Mount Kinabalu – Introduction
SUMMIT OF BORNEO
Mt. Kinabalu, towering 4095m high above sea level and still growing 5mm a year is the defining symbol of Sabah. The spectacular jagged peaks has taken the throne as one of the tallest peaks in South East Asia.
This impressive granite mass boasts landscapes of tropical mountain forest and rich sub-alpine vegetations, also a plethora of plant-life. It’s an exciting and exhilarating climb for both seasoned climbers and first-time hikers.
In 2000, Mount Kinabalu was included in UNESCO’s World Heritage List to preserve and protect its natural heritage. It also has been designed as a Centre of Plant Diversity for South East Asia.
There are many ways to unlock your Mount Kinabalu Climb achievement. Many options for the Two Days One Night climb, in which the first day boils down to a night’s stay in a cabin 11,000 feet above sea level before taking on the summit at 2:30am the next day, where you will be rendered speechless by a glorious sunrise.
Or rather, the Three Days Two Nights climb allows you to acclimatize and spend some leisurely time at Kinabalu Park where you can go for short hikes as a little prep-up.
If you feel like taking adventure to whole new level on your descend, you can also experience the Mountain Torq, the world’s highest and Asia’s first Via Ferrata or ‘iron road’ at 3,200m to 3,800m above sea level. Get to know the hidden plateaus of Mt. Kinabalu through the various routes on the northern rock faces consisting of a ‘trail’ that is made up of iron rungs, palettes, cables and rails. Depending on the preferred difficulty level, visitors can enroll in various activities such as the intro to single pitch or multi pitch sports climbing, intro to rappelling (abseiling) and introduction to rope ascending.
Kinabalu Park marks Malaysia’s first UNESCO World Heritage Site. The park plays host to the 140 million year old rainforest stretching across Borneo. It is also righteous in its role as one of the most important biological sites in the world with more than 4,500 species of flora and fauna, including 326 bird and around 100 mammal species.
One can be easily acquainted with the plethora of flamboyant plant-life at the Kinabalu Park Botanical Gardens. Or perhaps get on the Rainforest Canopy Walk that suspended 43meters above the lush forest to get a better view of the ancient eco-system.

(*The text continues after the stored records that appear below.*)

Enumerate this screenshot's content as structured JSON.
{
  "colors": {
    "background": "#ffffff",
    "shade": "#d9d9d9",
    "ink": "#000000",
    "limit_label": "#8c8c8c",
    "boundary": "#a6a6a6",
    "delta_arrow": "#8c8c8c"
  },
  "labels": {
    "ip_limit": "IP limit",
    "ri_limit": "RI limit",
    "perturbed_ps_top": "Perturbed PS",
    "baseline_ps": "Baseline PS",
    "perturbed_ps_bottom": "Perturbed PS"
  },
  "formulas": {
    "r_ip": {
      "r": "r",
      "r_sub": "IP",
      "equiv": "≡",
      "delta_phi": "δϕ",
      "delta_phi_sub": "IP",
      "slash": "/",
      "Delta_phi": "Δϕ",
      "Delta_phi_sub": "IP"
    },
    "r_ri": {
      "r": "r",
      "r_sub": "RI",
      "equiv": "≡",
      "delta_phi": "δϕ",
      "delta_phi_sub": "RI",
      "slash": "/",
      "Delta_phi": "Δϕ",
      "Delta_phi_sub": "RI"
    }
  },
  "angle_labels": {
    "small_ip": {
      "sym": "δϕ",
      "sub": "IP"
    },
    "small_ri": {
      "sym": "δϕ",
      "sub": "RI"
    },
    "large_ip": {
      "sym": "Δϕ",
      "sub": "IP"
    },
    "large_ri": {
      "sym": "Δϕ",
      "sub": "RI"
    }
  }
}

Mount Kinabalu is wreathed in enthralling local legends and folklore. Among numerous variations of the legend, it is believed that a long time ago, a dragon resided in the summit of Mount Kinabalu. The ferocious creature possessed a magical jewel where many had embarked on a seemingly impossible mission to get hold of the treasure, including a large number of Chinese soldiers. Unfortunately many had died in the attempt. As result of the fatal pursuit, many Chinese women became widows. Hence the name Kinabalu was created, which translates into “Chinese widow”.
Another folklore tells that the name ‘Kinabalu’ derives from the Kadazan words, Aki Nabalu, meaning the revered place of the dead’. The local Kadazan people believe that spirits dwell on the mountain top.